Entrevista:O Estado inteligente

sábado, maio 31, 2008

Celso Ming O que é. E o que não é

As explicações que o ministro da Fazenda, Guido Mantega, deu ontem deixaram o projeto do Fundo Soberano do Brasil menos confuso. As dúvidas sobre pontos fundamentais ainda são grandes. Mais do que isso, pode ser uma caixa de fósforos em mão de criança. Mas este é um risco que talvez possa ser evitado.

Ficaram claros três pontos: (1) a prioridade do momento é ajudar o Banco Central a combater a inflação e não mais financiar projetos de desenvolvimento em países vizinhos ou a expansão de empresas brasileiras no exterior - como havia sido anunciado; (2) o Fundo tem por objetivo reforçar o superávit primário (sobra de arrecadação sem aumento das despesas do governo); e (3) por enquanto, esses recursos não serão aplicados em dólares.

Na prática, o superávit primário fica elevado de 3,8% para 4,3% do PIB (ou de cerca de R$ 99 bilhões para R$ 112 bilhões). A manobra política por trás da decisão é retirar recursos que estão sob ameaça de ser desviados para novas despesas correntes do setor público e, a partir daí, alimentar o consumo interno, fator que está aumentando as labaredas da inflação.

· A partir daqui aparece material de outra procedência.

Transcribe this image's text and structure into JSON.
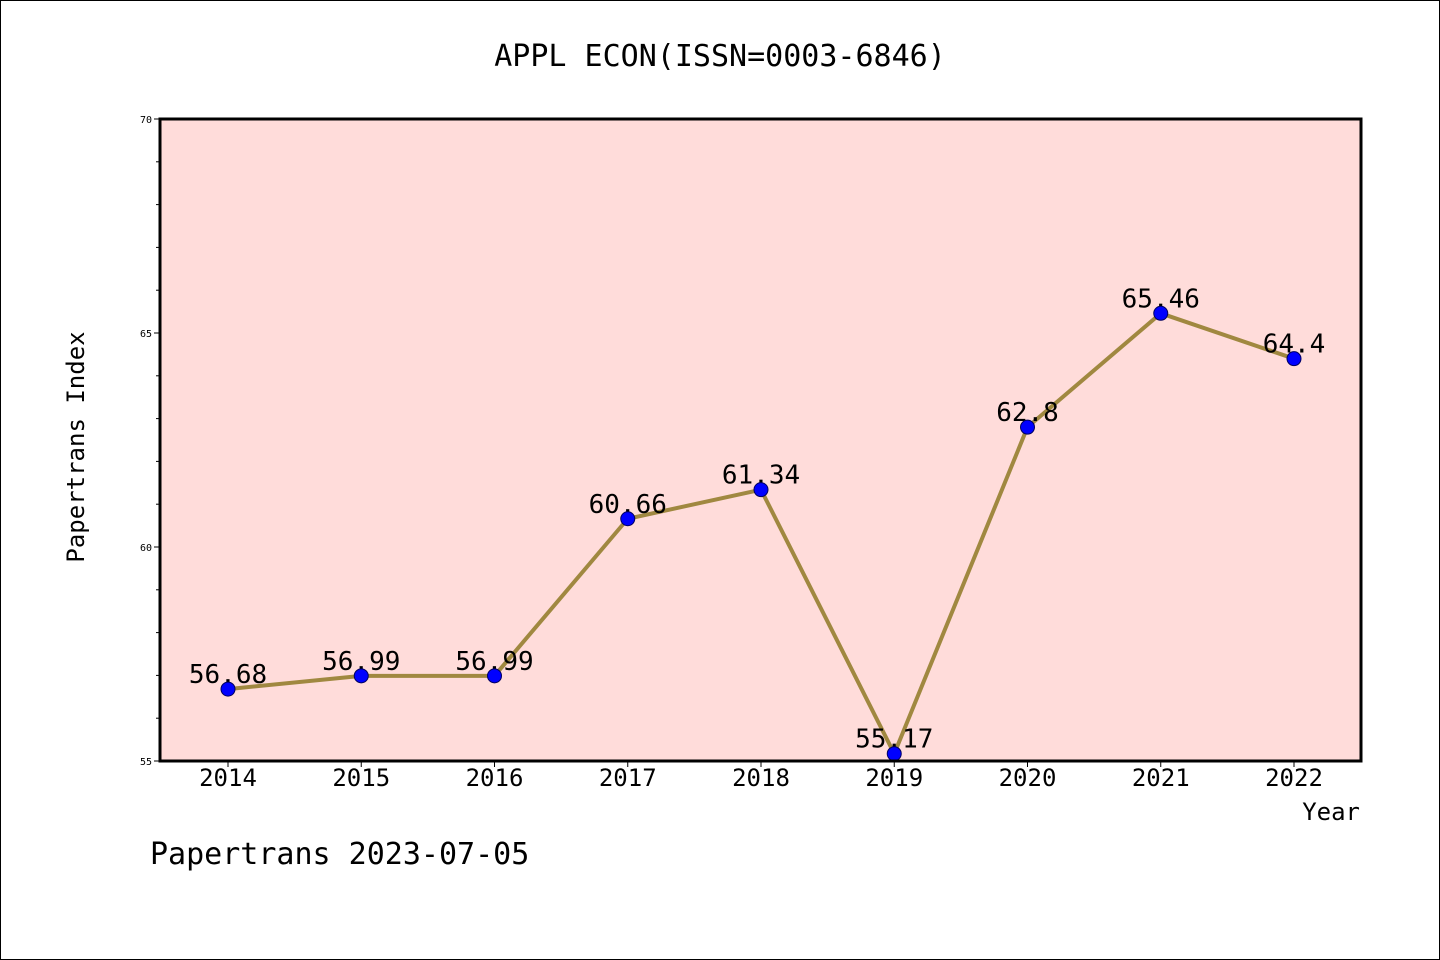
{
  "chart_data": {
    "type": "line",
    "title": "APPL ECON(ISSN=0003-6846)",
    "xlabel": "Year",
    "ylabel": "Papertrans Index",
    "categories": [
      "2014",
      "2015",
      "2016",
      "2017",
      "2018",
      "2019",
      "2020",
      "2021",
      "2022"
    ],
    "series": [
      {
        "values": [
          56.68,
          56.99,
          56.99,
          60.66,
          61.34,
          55.17,
          62.8,
          65.46,
          64.4
        ],
        "data_labels": [
          "56.68",
          "56.99",
          "56.99",
          "60.66",
          "61.34",
          "55.17",
          "62.8",
          "65.46",
          "64.4"
        ]
      }
    ],
    "ylim": [
      55,
      70
    ],
    "yticks": [
      55,
      60,
      65,
      70
    ],
    "ytick_labels": [
      "55",
      "60",
      "65",
      "70"
    ],
    "grid": false,
    "colors": {
      "plot_background": "#ffdcda",
      "line": "#a08840",
      "marker": "#0000ff"
    }
  },
  "footer": "Papertrans 2023-07-05"
}
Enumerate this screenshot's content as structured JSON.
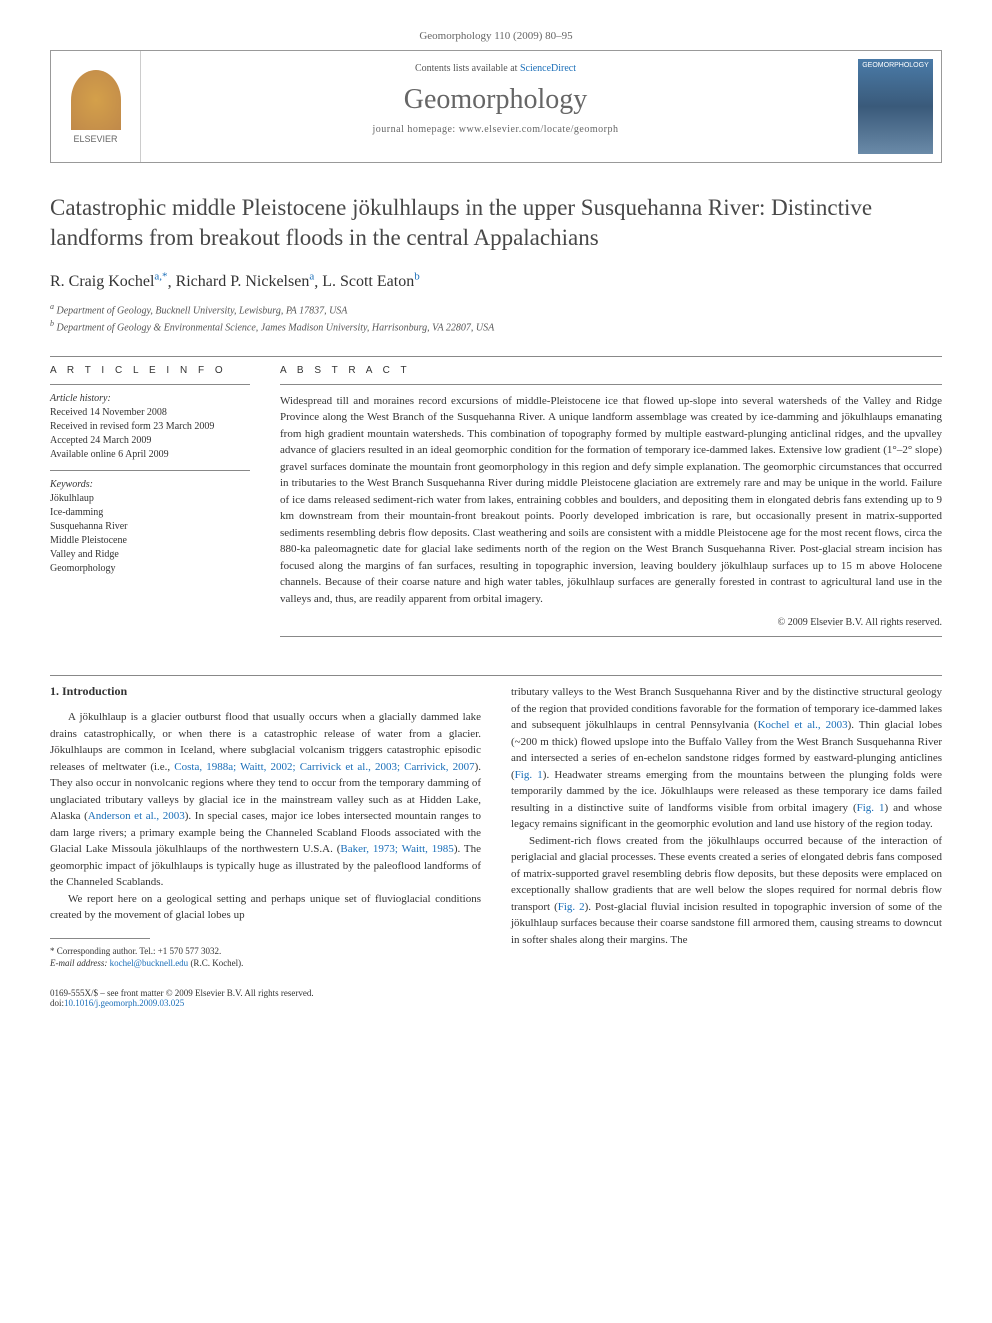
{
  "journal_header": "Geomorphology 110 (2009) 80–95",
  "header": {
    "elsevier_label": "ELSEVIER",
    "contents_prefix": "Contents lists available at ",
    "sciencedirect": "ScienceDirect",
    "journal_name": "Geomorphology",
    "homepage_prefix": "journal homepage: ",
    "homepage_url": "www.elsevier.com/locate/geomorph",
    "cover_text": "GEOMORPHOLOGY"
  },
  "title": "Catastrophic middle Pleistocene jökulhlaups in the upper Susquehanna River: Distinctive landforms from breakout floods in the central Appalachians",
  "authors": [
    {
      "name": "R. Craig Kochel",
      "sup": "a,*"
    },
    {
      "name": "Richard P. Nickelsen",
      "sup": "a"
    },
    {
      "name": "L. Scott Eaton",
      "sup": "b"
    }
  ],
  "affiliations": [
    {
      "sup": "a",
      "text": "Department of Geology, Bucknell University, Lewisburg, PA 17837, USA"
    },
    {
      "sup": "b",
      "text": "Department of Geology & Environmental Science, James Madison University, Harrisonburg, VA 22807, USA"
    }
  ],
  "article_info": {
    "heading": "A R T I C L E   I N F O",
    "history_label": "Article history:",
    "history": [
      "Received 14 November 2008",
      "Received in revised form 23 March 2009",
      "Accepted 24 March 2009",
      "Available online 6 April 2009"
    ],
    "keywords_label": "Keywords:",
    "keywords": [
      "Jökulhlaup",
      "Ice-damming",
      "Susquehanna River",
      "Middle Pleistocene",
      "Valley and Ridge",
      "Geomorphology"
    ]
  },
  "abstract": {
    "heading": "A B S T R A C T",
    "text": "Widespread till and moraines record excursions of middle-Pleistocene ice that flowed up-slope into several watersheds of the Valley and Ridge Province along the West Branch of the Susquehanna River. A unique landform assemblage was created by ice-damming and jökulhlaups emanating from high gradient mountain watersheds. This combination of topography formed by multiple eastward-plunging anticlinal ridges, and the upvalley advance of glaciers resulted in an ideal geomorphic condition for the formation of temporary ice-dammed lakes. Extensive low gradient (1°–2° slope) gravel surfaces dominate the mountain front geomorphology in this region and defy simple explanation. The geomorphic circumstances that occurred in tributaries to the West Branch Susquehanna River during middle Pleistocene glaciation are extremely rare and may be unique in the world. Failure of ice dams released sediment-rich water from lakes, entraining cobbles and boulders, and depositing them in elongated debris fans extending up to 9 km downstream from their mountain-front breakout points. Poorly developed imbrication is rare, but occasionally present in matrix-supported sediments resembling debris flow deposits. Clast weathering and soils are consistent with a middle Pleistocene age for the most recent flows, circa the 880-ka paleomagnetic date for glacial lake sediments north of the region on the West Branch Susquehanna River. Post-glacial stream incision has focused along the margins of fan surfaces, resulting in topographic inversion, leaving bouldery jökulhlaup surfaces up to 15 m above Holocene channels. Because of their coarse nature and high water tables, jökulhlaup surfaces are generally forested in contrast to agricultural land use in the valleys and, thus, are readily apparent from orbital imagery.",
    "copyright": "© 2009 Elsevier B.V. All rights reserved."
  },
  "body": {
    "section_heading": "1. Introduction",
    "col1_para1_pre": "A jökulhlaup is a glacier outburst flood that usually occurs when a glacially dammed lake drains catastrophically, or when there is a catastrophic release of water from a glacier. Jökulhlaups are common in Iceland, where subglacial volcanism triggers catastrophic episodic releases of meltwater (i.e., ",
    "col1_para1_refs1": "Costa, 1988a; Waitt, 2002; Carrivick et al., 2003; Carrivick, 2007",
    "col1_para1_mid1": "). They also occur in nonvolcanic regions where they tend to occur from the temporary damming of unglaciated tributary valleys by glacial ice in the mainstream valley such as at Hidden Lake, Alaska (",
    "col1_para1_refs2": "Anderson et al., 2003",
    "col1_para1_mid2": "). In special cases, major ice lobes intersected mountain ranges to dam large rivers; a primary example being the Channeled Scabland Floods associated with the Glacial Lake Missoula jökulhlaups of the northwestern U.S.A. (",
    "col1_para1_refs3": "Baker, 1973; Waitt, 1985",
    "col1_para1_post": "). The geomorphic impact of jökulhlaups is typically huge as illustrated by the paleoflood landforms of the Channeled Scablands.",
    "col1_para2": "We report here on a geological setting and perhaps unique set of fluvioglacial conditions created by the movement of glacial lobes up",
    "col2_para1_pre": "tributary valleys to the West Branch Susquehanna River and by the distinctive structural geology of the region that provided conditions favorable for the formation of temporary ice-dammed lakes and subsequent jökulhlaups in central Pennsylvania (",
    "col2_para1_ref1": "Kochel et al., 2003",
    "col2_para1_mid1": "). Thin glacial lobes (~200 m thick) flowed upslope into the Buffalo Valley from the West Branch Susquehanna River and intersected a series of en-echelon sandstone ridges formed by eastward-plunging anticlines (",
    "col2_para1_ref2": "Fig. 1",
    "col2_para1_mid2": "). Headwater streams emerging from the mountains between the plunging folds were temporarily dammed by the ice. Jökulhlaups were released as these temporary ice dams failed resulting in a distinctive suite of landforms visible from orbital imagery (",
    "col2_para1_ref3": "Fig. 1",
    "col2_para1_post": ") and whose legacy remains significant in the geomorphic evolution and land use history of the region today.",
    "col2_para2_pre": "Sediment-rich flows created from the jökulhlaups occurred because of the interaction of periglacial and glacial processes. These events created a series of elongated debris fans composed of matrix-supported gravel resembling debris flow deposits, but these deposits were emplaced on exceptionally shallow gradients that are well below the slopes required for normal debris flow transport (",
    "col2_para2_ref1": "Fig. 2",
    "col2_para2_post": "). Post-glacial fluvial incision resulted in topographic inversion of some of the jökulhlaup surfaces because their coarse sandstone fill armored them, causing streams to downcut in softer shales along their margins. The"
  },
  "footnote": {
    "corresponding": "* Corresponding author. Tel.: +1 570 577 3032.",
    "email_label": "E-mail address: ",
    "email": "kochel@bucknell.edu",
    "email_suffix": " (R.C. Kochel)."
  },
  "footer": {
    "line1": "0169-555X/$ – see front matter © 2009 Elsevier B.V. All rights reserved.",
    "doi_prefix": "doi:",
    "doi": "10.1016/j.geomorph.2009.03.025"
  }
}
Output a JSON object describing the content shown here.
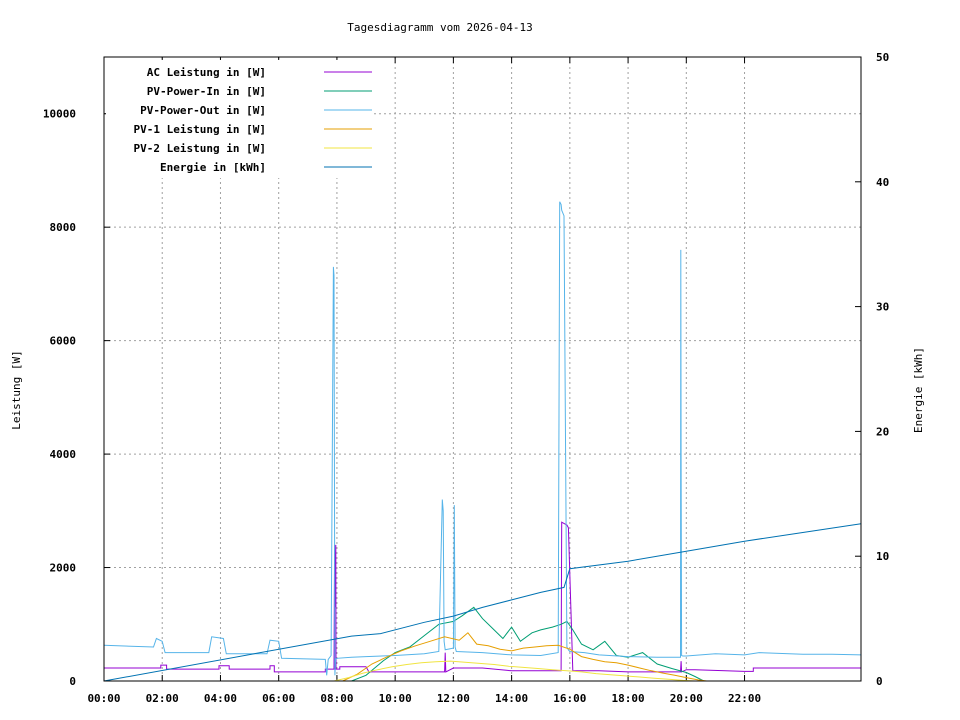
{
  "chart_data": {
    "type": "line",
    "title": "Tagesdiagramm vom 2026-04-13",
    "xlabel": "",
    "ylabel": "Leistung [W]",
    "y2label": "Energie [kWh]",
    "xlim": [
      0,
      26
    ],
    "ylim": [
      0,
      11000
    ],
    "y2lim": [
      0,
      50
    ],
    "x_ticks": [
      "00:00",
      "02:00",
      "04:00",
      "06:00",
      "08:00",
      "10:00",
      "12:00",
      "14:00",
      "16:00",
      "18:00",
      "20:00",
      "22:00"
    ],
    "y_ticks": [
      0,
      2000,
      4000,
      6000,
      8000,
      10000
    ],
    "y2_ticks": [
      0,
      10,
      20,
      30,
      40,
      50
    ],
    "grid": true,
    "legend_position": "top-left",
    "series": [
      {
        "name": "AC Leistung in [W]",
        "axis": "left",
        "color": "#9400d3",
        "x": [
          0,
          1.95,
          1.95,
          2.15,
          2.15,
          3.95,
          3.95,
          4.3,
          4.3,
          5.7,
          5.7,
          5.85,
          5.85,
          7.6,
          7.6,
          7.9,
          7.92,
          7.93,
          7.96,
          7.97,
          8.1,
          8.1,
          9,
          9.1,
          11,
          11.7,
          11.72,
          11.74,
          12,
          13,
          14,
          15,
          15.7,
          15.72,
          15.9,
          15.95,
          16.1,
          17,
          18,
          19,
          19.8,
          19.82,
          19.84,
          20,
          20.3,
          22,
          22.3,
          22.3,
          24,
          26
        ],
        "y": [
          230,
          230,
          280,
          280,
          210,
          210,
          270,
          270,
          210,
          210,
          270,
          270,
          160,
          160,
          210,
          210,
          2400,
          1300,
          2400,
          210,
          210,
          250,
          250,
          160,
          160,
          160,
          500,
          160,
          230,
          230,
          180,
          180,
          180,
          2800,
          2750,
          2700,
          180,
          180,
          160,
          160,
          160,
          350,
          160,
          200,
          200,
          170,
          170,
          230,
          230,
          230
        ]
      },
      {
        "name": "PV-Power-In in [W]",
        "axis": "left",
        "color": "#009e73",
        "x": [
          7.6,
          8.5,
          9,
          9.6,
          10,
          10.5,
          11,
          11.5,
          12,
          12.3,
          12.7,
          13,
          13.4,
          13.7,
          14,
          14.3,
          14.7,
          15,
          15.4,
          15.7,
          15.9,
          16.1,
          16.4,
          16.8,
          17.2,
          17.6,
          18,
          18.5,
          19,
          19.5,
          20,
          20.3,
          20.6
        ],
        "y": [
          0,
          0,
          100,
          360,
          500,
          600,
          800,
          1000,
          1050,
          1150,
          1300,
          1100,
          900,
          750,
          950,
          700,
          850,
          900,
          950,
          1000,
          1050,
          900,
          650,
          550,
          700,
          450,
          420,
          500,
          300,
          220,
          150,
          80,
          0
        ]
      },
      {
        "name": "PV-Power-Out in [W]",
        "axis": "left",
        "color": "#56b4e9",
        "x": [
          0,
          1.7,
          1.8,
          2,
          2.1,
          3.6,
          3.7,
          4.1,
          4.2,
          5.6,
          5.7,
          6,
          6.1,
          7.6,
          7.65,
          7.7,
          7.8,
          7.88,
          7.9,
          7.93,
          7.95,
          8,
          8.5,
          9,
          10,
          11,
          11.5,
          11.62,
          11.65,
          11.68,
          11.72,
          12,
          12.03,
          12.06,
          12.1,
          13,
          14,
          15,
          15.6,
          15.65,
          15.7,
          15.72,
          15.8,
          15.9,
          15.95,
          16,
          16.5,
          17,
          18,
          19,
          19.8,
          19.81,
          19.82,
          19.84,
          19.88,
          20,
          21,
          22,
          22.5,
          24,
          25,
          26
        ],
        "y": [
          630,
          600,
          750,
          700,
          500,
          500,
          780,
          750,
          480,
          480,
          720,
          700,
          400,
          380,
          100,
          380,
          450,
          7300,
          7150,
          100,
          380,
          400,
          420,
          430,
          450,
          480,
          520,
          3200,
          3000,
          700,
          550,
          580,
          3100,
          600,
          520,
          500,
          460,
          450,
          500,
          8450,
          8400,
          8300,
          8200,
          600,
          550,
          520,
          500,
          460,
          430,
          420,
          420,
          7600,
          4000,
          450,
          440,
          440,
          480,
          460,
          500,
          470,
          470,
          460
        ]
      },
      {
        "name": "PV-1 Leistung in [W]",
        "axis": "left",
        "color": "#e69f00",
        "x": [
          8.2,
          8.7,
          9.2,
          9.7,
          10.2,
          10.7,
          11.2,
          11.7,
          12.2,
          12.5,
          12.8,
          13.2,
          13.6,
          14,
          14.4,
          14.8,
          15.2,
          15.6,
          16,
          16.4,
          16.8,
          17.2,
          17.6,
          18,
          18.4,
          18.8,
          19.2,
          19.6,
          20,
          20.4,
          20.7
        ],
        "y": [
          0,
          120,
          300,
          420,
          530,
          620,
          700,
          780,
          720,
          850,
          650,
          620,
          560,
          530,
          580,
          600,
          620,
          630,
          560,
          430,
          380,
          340,
          320,
          280,
          230,
          180,
          140,
          100,
          60,
          20,
          0
        ]
      },
      {
        "name": "PV-2 Leistung in [W]",
        "axis": "left",
        "color": "#f0e442",
        "x": [
          7.9,
          8.4,
          8.9,
          9.4,
          9.9,
          10.4,
          10.9,
          11.4,
          11.9,
          12.4,
          12.9,
          13.4,
          13.9,
          14.4,
          14.9,
          15.4,
          15.9,
          16.4,
          16.9,
          17.4,
          17.9,
          18.4,
          18.9,
          19.4,
          19.9,
          20.3
        ],
        "y": [
          0,
          60,
          140,
          200,
          250,
          290,
          320,
          340,
          350,
          330,
          310,
          290,
          260,
          240,
          220,
          200,
          180,
          160,
          130,
          110,
          90,
          70,
          50,
          30,
          10,
          0
        ]
      },
      {
        "name": "Energie in [kWh]",
        "axis": "right",
        "color": "#0072b2",
        "x": [
          0,
          8.5,
          9.5,
          11,
          12,
          13,
          14,
          15,
          15.8,
          16,
          18,
          20,
          22,
          24,
          26
        ],
        "y": [
          0,
          3.6,
          3.8,
          4.7,
          5.2,
          5.9,
          6.5,
          7.1,
          7.5,
          9.0,
          9.6,
          10.4,
          11.2,
          11.9,
          12.6
        ]
      }
    ]
  }
}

Isto posto, dois questionamentos. O primeiro é o de que, sem compromisso de fato, não há como garantir o efeito pretendido. O governo não pode comprometer-se com o aumento do superávit enquanto o projeto do Fundo não for aprovado pelo Congresso. Enfim, o ministro promete entregar o que não depende só dele. E o Copom não pode deixar de puxar os juros apenas porque o ministro avisou que não vai deixar o Banco Central sozinho.

Os políticos têm outras prioridades para o emprego do excesso de arrecadação e podem rejeitar a idéia. No momento, querem porque querem mais dinheiro "para a Saúde", pouco se importando como isso será gasto e pouco fazendo para evitar novos escândalos, como o das ambulâncias.

Melhor e mais adequado seria usar imediatamente os recursos na redução da dívida pública. É o que aumentaria a capacidade de endividamento que, por sua vez, possibilitaria o levantamento de recursos até para capitalizar o Fundo.

A redução da dívida seria, também, a forma mais eficiente de usar esse dinheiro como instrumento destinado a enfrentar tempos de vacas magras (poupança contracíclica), como defende o ministro. Em outras palavras, o governo não precisa desse Fundo nem para ajudar o Banco Central a conter a inflação nem para dar vida ao cofrinho do ministro Mantega.

No momento, o governo está embrulhando o projeto com embalagem destinada a neutralizar duas pressões: a das formigas, que defendem aumento do superávit primário e contenção severa da inflação; e a das cigarras, que defendem despejo imediato de dinheiro na gastança.

A outra dúvida é sobre o que os políticos ou, se não eles, os tecnocratas deste governo ou dos seguintes farão com esse Fundo mais à frente, quando as reservas estiverem faiscando.

Para concluir, se a opção é criar o Fundo ou abater a dívida pública, o melhor é, de longe, abater a dívida. Mas, se a opção é criar o Fundo ou deixar a porta escancarada para a gastança, então o melhor é criar o Fundo.